(Yicai Global) Aug. 1 -- The unofficial Caixin China Manufacturing PMI for last month published today reached 51.1 -- 0.7 % higher than June’s -- and the peak over the past four months.
The accelerated growth of new business volume, rising prices, and especially better external demand have further boosted China's manufacturing industry, Caixin reported. Last month’s new orders showed the most significant growth over the past five months. Manufacturers interviewed all said market conditions were improving, while overseas demand was robust. The new export order index was the second highest since September 2014.
To meet growing demand, manufacturers continued to increase output last month, and the output index was also the highest since February.
The input cost in the manufacturing industry in July also rose to the apex over the last four months. Many manufacturers interviewed revealed that it was because of the hike of raw material prices. In this case, manufacturers raised the cost price for two consecutive months, and the price growth rate was higher than the previous month.
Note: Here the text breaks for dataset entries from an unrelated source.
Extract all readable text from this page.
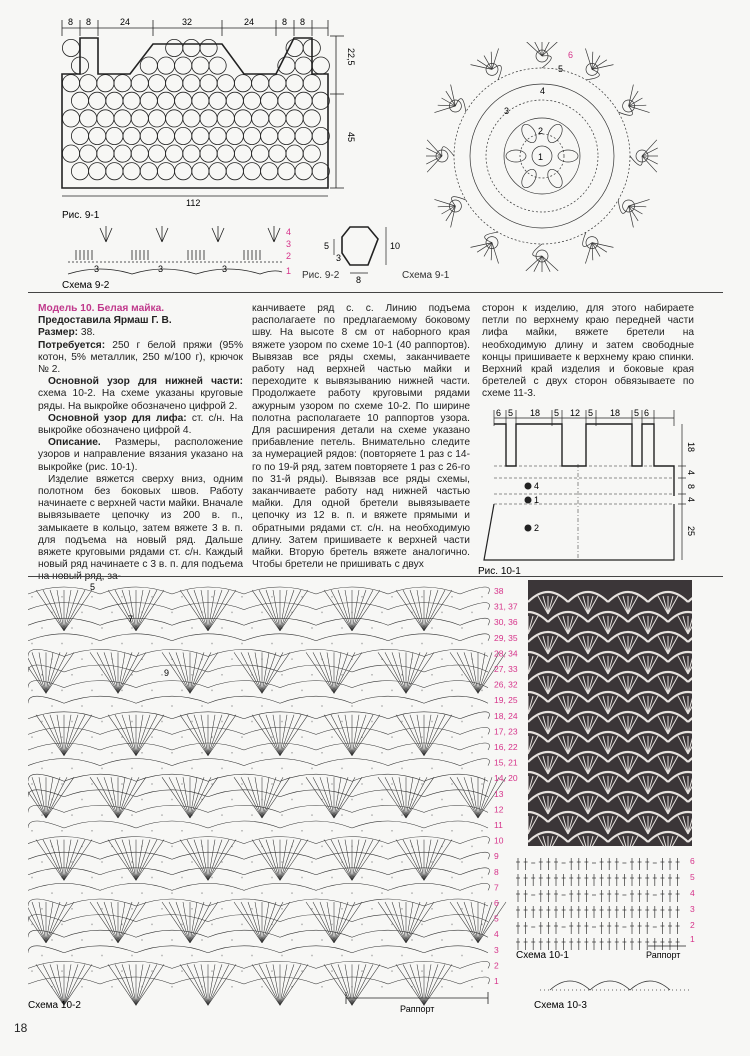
8 8	24	32	24	8 8
22,5
45
112
Рис. 9-1
4
3
2
1
3	3	3
Схема 9-2
5
3
10
8
Рис. 9-2
1
2
3
4
5
6
Схема 9-1

Модель 10. Белая майка.

Предоставила Ярмаш Г. В.

Размер: 38.

Потребуется: 250 г белой пряжи (95% котон, 5% металлик, 250 м/100 г), крючок № 2.

Основной узор для нижней части: схема 10-2. На схеме указаны круговые ряды. На выкройке обозначено цифрой 2.

Основной узор для лифа: ст. с/н. На выкройке обозначено цифрой 4.

Описание. Размеры, расположение узоров и направление вязания указано на выкройке (рис. 10-1).

Изделие вяжется сверху вниз, одним полотном без боковых швов. Работу начинаете с верхней части майки. Вначале вывязываете цепочку из 200 в. п., замыкаете в кольцо, затем вяжете 3 в. п. для подъема на новый ряд. Дальше вяжете круговыми рядами ст. с/н. Каждый новый ряд начинаете с 3 в. п. для подъема на новый ряд, за-

канчиваете ряд с. с. Линию подъема располагаете по предлагаемому боковому шву. На высоте 8 см от наборного края вяжете узором по схеме 10-1 (40 раппортов). Вывязав все ряды схемы, заканчиваете работу над верхней частью майки и переходите к вывязыванию нижней части. Продолжаете работу круговыми рядами ажурным узором по схеме 10-2. По ширине полотна располагаете 10 раппортов узора. Для расширения детали на схеме указано прибавление петель. Внимательно следите за нумерацией рядов: (повторяете 1 раз с 14-го по 19-й ряд, затем повторяете 1 раз с 26-го по 31-й ряды). Вывязав все ряды схемы, заканчиваете работу над нижней частью майки. Для одной бретели вывязываете цепочку из 12 в. п. и вяжете прямыми и обратными рядами ст. с/н. на необходимую длину. Затем пришиваете к верхней части майки. Вторую бретель вяжете аналогично. Чтобы бретели не пришивать с двух

сторон к изделию, для этого набираете петли по верхнему краю передней части лифа майки, вяжете бретели на необходимую длину и затем свободные концы пришиваете к верхнему краю спинки. Верхний край изделия и боковые края бретелей с двух сторон обвязываете по схеме 11-3.

6 5 18 5 12 5 18 5 6
18
4
8
4
25
4
1
2
Рис. 10-1
38
31, 37
30, 36
29, 35
28, 34
27, 33
26, 32
19, 25
18, 24
17, 23
16, 22
15, 21
14, 20
13
12
11
10
9
8
7
6
5
4
3
2
1
5
7
9
Раппорт
Схема 10-2
6
5
4
3
2
1
Раппорт
Схема 10-1
Схема 10-3
18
However, manufacturers kept a prudent attitude in employment, further shrinking the employment scale and causing the highest rate of contraction over the past ten months.
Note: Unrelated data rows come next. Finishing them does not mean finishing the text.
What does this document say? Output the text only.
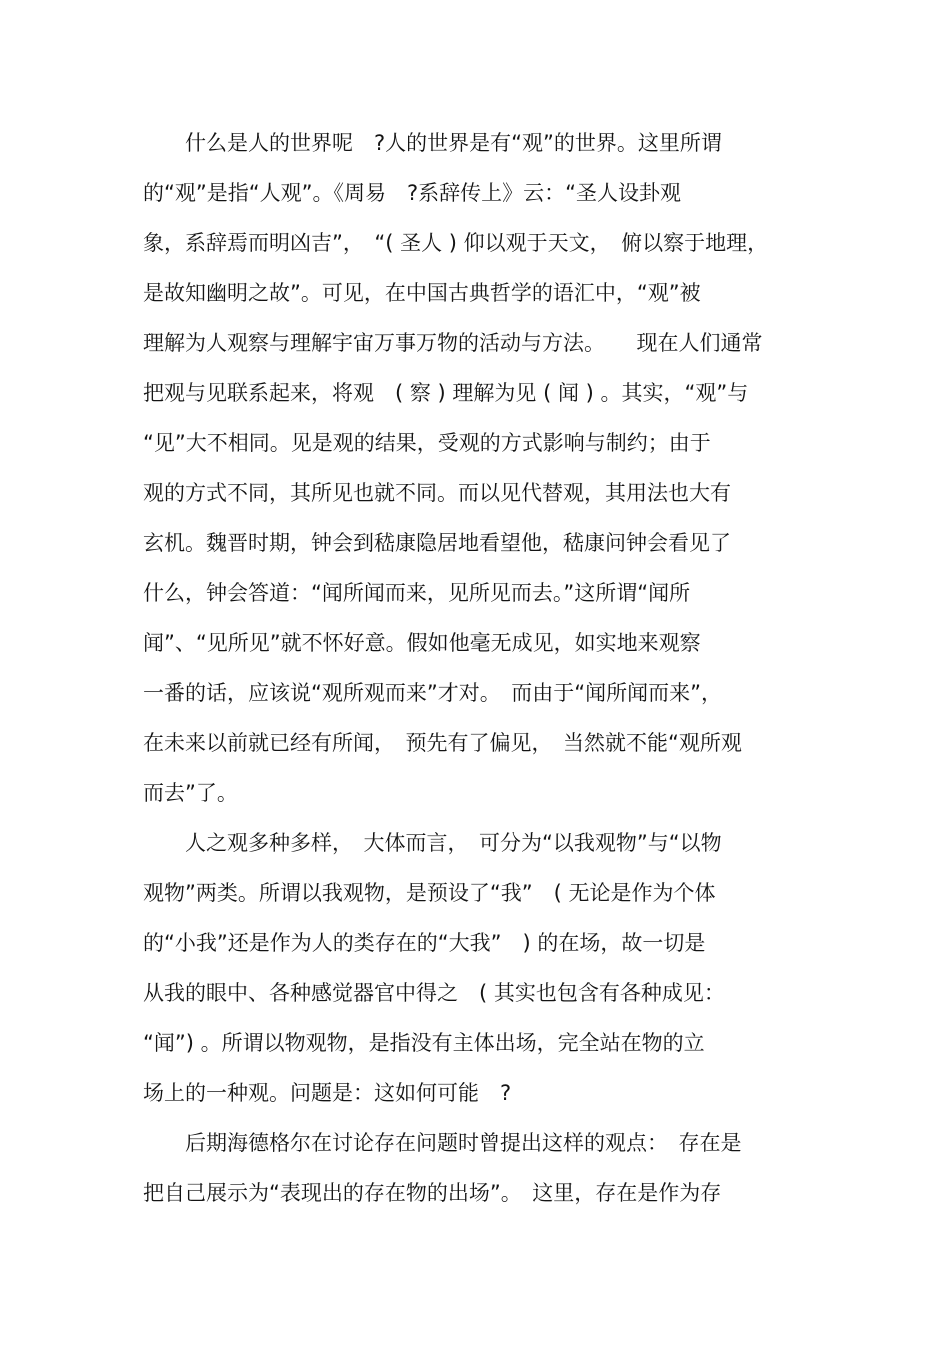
　　什么是人的世界呢　?人的世界是有“观”的世界。这里所谓
的“观”是指“人观”。《周易　?系辞传上》云：“圣人设卦观
象，系辞焉而明凶吉”，　“( 圣人 ) 仰以观于天文，　俯以察于地理，
是故知幽明之故”。可见，在中国古典哲学的语汇中，“观”被
理解为人观察与理解宇宙万事万物的活动与方法。　　现在人们通常
把观与见联系起来，将观　( 察 ) 理解为见 ( 闻 ) 。其实，“观”与
“见”大不相同。见是观的结果，受观的方式影响与制约；由于
观的方式不同，其所见也就不同。而以见代替观，其用法也大有
玄机。魏晋时期，钟会到嵇康隐居地看望他，嵇康问钟会看见了
什么，钟会答道：“闻所闻而来，见所见而去。”这所谓“闻所
闻”、“见所见”就不怀好意。假如他毫无成见，如实地来观察
一番的话，应该说“观所观而来”才对。　而由于“闻所闻而来”，
在未来以前就已经有所闻，　预先有了偏见，　当然就不能“观所观
而去”了。
　　人之观多种多样，　大体而言，　可分为“以我观物”与“以物
观物”两类。所谓以我观物，是预设了“我”　( 无论是作为个体
的“小我”还是作为人的类存在的“大我”　) 的在场，故一切是
从我的眼中、各种感觉器官中得之　( 其实也包含有各种成见：
“闻”) 。所谓以物观物，是指没有主体出场，完全站在物的立
场上的一种观。问题是：这如何可能　?
　　后期海德格尔在讨论存在问题时曾提出这样的观点：　存在是
把自己展示为“表现出的存在物的出场”。　这里，存在是作为存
Noteworthy is that, compared to the uptrend of China's statistics from Caixin, the manufacturing PMI for July the National Bureau of Statistics published was 51.4, 0.3% lower than June’s, and the non-manufacturing PMI was 54.5. Although both are basically at the same level as the first half year's average and are consistently fluctuating within the upbeat range, the market inevitably frets that China's economic momentum will slow in the second half.